= President Street Power Station, Johannesburg =

Retired power plant in South Africa

President Street Power Station, Johannesburg was an early 20th-century power station in Johannesburg, South Africa.

When the President Street Power Station was constructed, supply tenders were invited. Although the cheapest was for a steam driven plant, consultants recommended a gas engine scheme which promised sufficient savings in fuel consumption to recover the increased capital cost within a few years.

The estimated power needed by Johannesburg, almost 10 MW, required gas engines bigger than any previously built. Mordey & Dawbarn, the consulting engineers, recommended the following supplies, which were adopted by the municipality:
1. 500/600 volts DC (negative earthed) for the Johannesburg tramways.
2. 460/520 volts DC for a 230+230 volt 3 wire distribution with earthed centre to provide power and light for the city centre.
3. 3,000 volt 2-phase 50 Hz AC for transmitting power to outlying districts and to supply motor converters for distant DC tramway feeds.

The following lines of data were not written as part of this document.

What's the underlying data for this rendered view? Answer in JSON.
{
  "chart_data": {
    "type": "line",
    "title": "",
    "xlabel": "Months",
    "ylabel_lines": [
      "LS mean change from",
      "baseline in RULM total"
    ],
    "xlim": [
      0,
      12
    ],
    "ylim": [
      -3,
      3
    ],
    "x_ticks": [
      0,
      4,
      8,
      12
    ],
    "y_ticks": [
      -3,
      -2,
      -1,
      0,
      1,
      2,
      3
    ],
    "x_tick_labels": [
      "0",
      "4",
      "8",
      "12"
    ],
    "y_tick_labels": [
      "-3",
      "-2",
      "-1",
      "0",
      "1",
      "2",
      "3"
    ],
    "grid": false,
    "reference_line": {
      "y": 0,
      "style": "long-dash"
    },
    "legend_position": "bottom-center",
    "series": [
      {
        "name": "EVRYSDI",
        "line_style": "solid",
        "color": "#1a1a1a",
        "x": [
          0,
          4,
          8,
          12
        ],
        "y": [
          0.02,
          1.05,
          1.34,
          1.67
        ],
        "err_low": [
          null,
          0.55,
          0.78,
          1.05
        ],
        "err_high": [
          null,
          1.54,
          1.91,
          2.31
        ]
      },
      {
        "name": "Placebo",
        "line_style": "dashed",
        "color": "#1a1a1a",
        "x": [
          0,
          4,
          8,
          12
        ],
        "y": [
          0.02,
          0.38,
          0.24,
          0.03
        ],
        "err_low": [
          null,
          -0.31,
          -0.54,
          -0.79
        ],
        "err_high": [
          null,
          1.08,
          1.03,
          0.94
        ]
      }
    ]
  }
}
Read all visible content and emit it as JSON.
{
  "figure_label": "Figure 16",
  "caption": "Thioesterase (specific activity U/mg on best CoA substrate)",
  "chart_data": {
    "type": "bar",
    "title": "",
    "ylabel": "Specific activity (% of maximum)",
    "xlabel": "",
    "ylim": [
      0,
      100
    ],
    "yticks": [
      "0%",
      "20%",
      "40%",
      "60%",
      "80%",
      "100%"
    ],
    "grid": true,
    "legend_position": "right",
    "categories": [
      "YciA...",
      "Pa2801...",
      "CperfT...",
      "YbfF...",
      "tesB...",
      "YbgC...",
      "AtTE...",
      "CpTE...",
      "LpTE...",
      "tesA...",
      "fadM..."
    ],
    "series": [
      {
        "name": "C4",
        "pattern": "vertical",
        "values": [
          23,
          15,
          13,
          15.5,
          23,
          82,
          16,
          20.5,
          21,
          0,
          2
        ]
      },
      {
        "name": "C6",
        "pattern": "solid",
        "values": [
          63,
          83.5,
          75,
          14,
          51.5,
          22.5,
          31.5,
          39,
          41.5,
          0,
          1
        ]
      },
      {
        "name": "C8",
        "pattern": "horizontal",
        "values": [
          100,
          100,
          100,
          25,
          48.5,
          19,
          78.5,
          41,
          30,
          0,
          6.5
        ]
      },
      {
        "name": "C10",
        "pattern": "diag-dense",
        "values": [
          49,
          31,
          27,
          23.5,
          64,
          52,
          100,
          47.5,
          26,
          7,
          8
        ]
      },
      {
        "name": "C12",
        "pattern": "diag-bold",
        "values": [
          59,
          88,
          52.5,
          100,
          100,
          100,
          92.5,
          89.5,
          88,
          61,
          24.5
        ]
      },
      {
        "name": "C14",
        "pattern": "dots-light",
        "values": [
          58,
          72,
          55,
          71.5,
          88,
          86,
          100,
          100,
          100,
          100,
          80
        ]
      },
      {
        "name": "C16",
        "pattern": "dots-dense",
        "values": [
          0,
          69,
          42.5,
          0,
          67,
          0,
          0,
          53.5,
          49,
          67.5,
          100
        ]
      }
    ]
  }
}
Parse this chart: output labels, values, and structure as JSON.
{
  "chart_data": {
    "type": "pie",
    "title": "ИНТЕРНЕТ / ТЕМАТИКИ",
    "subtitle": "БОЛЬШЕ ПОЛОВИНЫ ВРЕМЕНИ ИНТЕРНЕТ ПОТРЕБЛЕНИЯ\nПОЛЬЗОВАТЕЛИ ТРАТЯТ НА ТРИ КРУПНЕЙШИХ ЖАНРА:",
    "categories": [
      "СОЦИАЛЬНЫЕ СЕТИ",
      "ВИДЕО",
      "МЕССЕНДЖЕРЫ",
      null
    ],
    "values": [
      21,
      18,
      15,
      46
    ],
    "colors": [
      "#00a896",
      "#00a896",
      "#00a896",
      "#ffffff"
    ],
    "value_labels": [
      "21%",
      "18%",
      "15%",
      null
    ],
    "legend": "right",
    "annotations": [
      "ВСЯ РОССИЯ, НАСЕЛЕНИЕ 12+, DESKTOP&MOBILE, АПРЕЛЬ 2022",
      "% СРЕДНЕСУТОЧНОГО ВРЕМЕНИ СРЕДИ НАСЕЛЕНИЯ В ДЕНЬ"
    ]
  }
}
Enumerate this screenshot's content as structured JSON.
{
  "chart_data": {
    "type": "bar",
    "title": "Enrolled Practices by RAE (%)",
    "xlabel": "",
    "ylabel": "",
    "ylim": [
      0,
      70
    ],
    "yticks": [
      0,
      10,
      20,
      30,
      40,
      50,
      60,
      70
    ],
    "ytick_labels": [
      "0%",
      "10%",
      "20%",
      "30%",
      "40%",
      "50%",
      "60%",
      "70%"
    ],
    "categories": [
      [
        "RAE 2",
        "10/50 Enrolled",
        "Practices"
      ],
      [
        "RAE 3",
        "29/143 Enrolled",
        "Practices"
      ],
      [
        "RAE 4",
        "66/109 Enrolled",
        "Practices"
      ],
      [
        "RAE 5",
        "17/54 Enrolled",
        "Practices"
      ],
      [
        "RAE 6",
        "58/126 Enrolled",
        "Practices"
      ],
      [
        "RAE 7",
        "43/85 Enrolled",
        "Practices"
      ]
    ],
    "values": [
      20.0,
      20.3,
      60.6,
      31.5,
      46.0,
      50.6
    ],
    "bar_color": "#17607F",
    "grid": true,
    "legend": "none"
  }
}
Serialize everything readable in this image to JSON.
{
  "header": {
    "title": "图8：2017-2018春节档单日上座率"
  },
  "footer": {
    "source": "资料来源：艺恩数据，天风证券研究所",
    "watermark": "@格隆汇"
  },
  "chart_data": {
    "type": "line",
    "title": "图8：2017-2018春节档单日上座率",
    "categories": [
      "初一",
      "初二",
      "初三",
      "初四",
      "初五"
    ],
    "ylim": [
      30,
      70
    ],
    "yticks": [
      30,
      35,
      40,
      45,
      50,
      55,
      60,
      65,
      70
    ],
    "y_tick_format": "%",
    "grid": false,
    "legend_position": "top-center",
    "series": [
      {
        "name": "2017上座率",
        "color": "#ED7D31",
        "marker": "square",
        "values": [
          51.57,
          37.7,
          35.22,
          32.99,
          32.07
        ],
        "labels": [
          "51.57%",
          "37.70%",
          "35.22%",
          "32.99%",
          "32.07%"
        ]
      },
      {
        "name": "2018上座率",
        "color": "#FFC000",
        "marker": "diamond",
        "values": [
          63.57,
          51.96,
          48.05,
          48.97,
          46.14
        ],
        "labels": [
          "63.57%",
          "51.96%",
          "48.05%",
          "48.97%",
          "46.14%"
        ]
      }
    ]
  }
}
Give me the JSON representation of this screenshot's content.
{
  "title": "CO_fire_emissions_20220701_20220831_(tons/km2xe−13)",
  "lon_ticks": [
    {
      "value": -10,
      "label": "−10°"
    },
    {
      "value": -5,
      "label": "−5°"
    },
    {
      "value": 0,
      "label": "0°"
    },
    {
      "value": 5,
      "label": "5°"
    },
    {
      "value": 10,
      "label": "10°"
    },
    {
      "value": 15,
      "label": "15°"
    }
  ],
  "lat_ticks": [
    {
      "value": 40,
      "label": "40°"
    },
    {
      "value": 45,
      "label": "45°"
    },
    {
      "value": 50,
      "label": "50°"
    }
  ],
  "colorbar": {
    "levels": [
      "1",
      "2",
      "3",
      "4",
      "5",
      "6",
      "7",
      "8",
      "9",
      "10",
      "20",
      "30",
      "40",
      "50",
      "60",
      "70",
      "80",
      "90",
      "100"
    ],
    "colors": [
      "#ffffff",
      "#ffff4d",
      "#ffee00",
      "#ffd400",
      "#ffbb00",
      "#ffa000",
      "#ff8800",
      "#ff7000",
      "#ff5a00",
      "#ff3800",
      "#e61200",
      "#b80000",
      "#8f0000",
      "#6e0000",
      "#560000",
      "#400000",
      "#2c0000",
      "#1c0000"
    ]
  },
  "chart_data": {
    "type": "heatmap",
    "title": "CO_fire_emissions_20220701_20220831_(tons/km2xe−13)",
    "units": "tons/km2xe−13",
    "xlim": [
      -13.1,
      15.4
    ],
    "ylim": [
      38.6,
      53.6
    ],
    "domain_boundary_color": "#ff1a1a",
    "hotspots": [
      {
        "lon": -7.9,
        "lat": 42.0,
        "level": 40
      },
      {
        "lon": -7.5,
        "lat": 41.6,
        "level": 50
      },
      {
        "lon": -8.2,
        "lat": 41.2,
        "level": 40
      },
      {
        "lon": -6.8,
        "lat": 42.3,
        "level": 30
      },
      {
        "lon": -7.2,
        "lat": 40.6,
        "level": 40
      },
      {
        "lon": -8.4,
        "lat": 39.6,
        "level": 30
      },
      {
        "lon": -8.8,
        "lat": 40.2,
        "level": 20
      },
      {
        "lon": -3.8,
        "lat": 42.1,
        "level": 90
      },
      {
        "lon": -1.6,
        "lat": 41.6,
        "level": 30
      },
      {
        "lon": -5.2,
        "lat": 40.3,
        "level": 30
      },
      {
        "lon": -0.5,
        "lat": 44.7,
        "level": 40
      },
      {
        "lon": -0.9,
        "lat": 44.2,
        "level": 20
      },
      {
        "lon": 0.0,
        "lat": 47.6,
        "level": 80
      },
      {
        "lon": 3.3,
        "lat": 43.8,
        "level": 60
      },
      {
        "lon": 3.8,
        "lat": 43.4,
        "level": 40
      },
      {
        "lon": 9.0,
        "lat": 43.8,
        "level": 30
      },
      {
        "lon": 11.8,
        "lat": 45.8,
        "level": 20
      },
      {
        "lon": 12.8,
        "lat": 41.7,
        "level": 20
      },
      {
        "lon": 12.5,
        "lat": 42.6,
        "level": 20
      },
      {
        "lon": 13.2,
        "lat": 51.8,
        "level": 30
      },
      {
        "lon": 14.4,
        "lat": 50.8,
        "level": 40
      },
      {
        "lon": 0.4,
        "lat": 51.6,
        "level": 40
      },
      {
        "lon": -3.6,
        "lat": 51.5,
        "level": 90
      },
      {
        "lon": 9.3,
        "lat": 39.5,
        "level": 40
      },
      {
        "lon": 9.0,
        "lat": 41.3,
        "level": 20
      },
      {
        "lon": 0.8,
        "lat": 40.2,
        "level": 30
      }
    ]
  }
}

Stewart and Company, the Scottish contractors, supplied untested and experimental engines. There had been a history of costly failure of gas engines in the UK linked to the problem of breakdowns caused by the impurities in bituminous coal. Apparently no one had checked before starting on the scheme whether the bituminous coal to be used in the gas producers was suitable for the installation. Within months the engines ran into serious problems. New engines and producer plant proved unreliable and expensive to operate and there were heavy maintenance costs.

An explosion in the boiler house in March 1907 led to the entire installation being shut down in May 1907. By mid-1907 the city council rejected the whole scheme and instituted legal proceedings against the suppliers to recover their losses.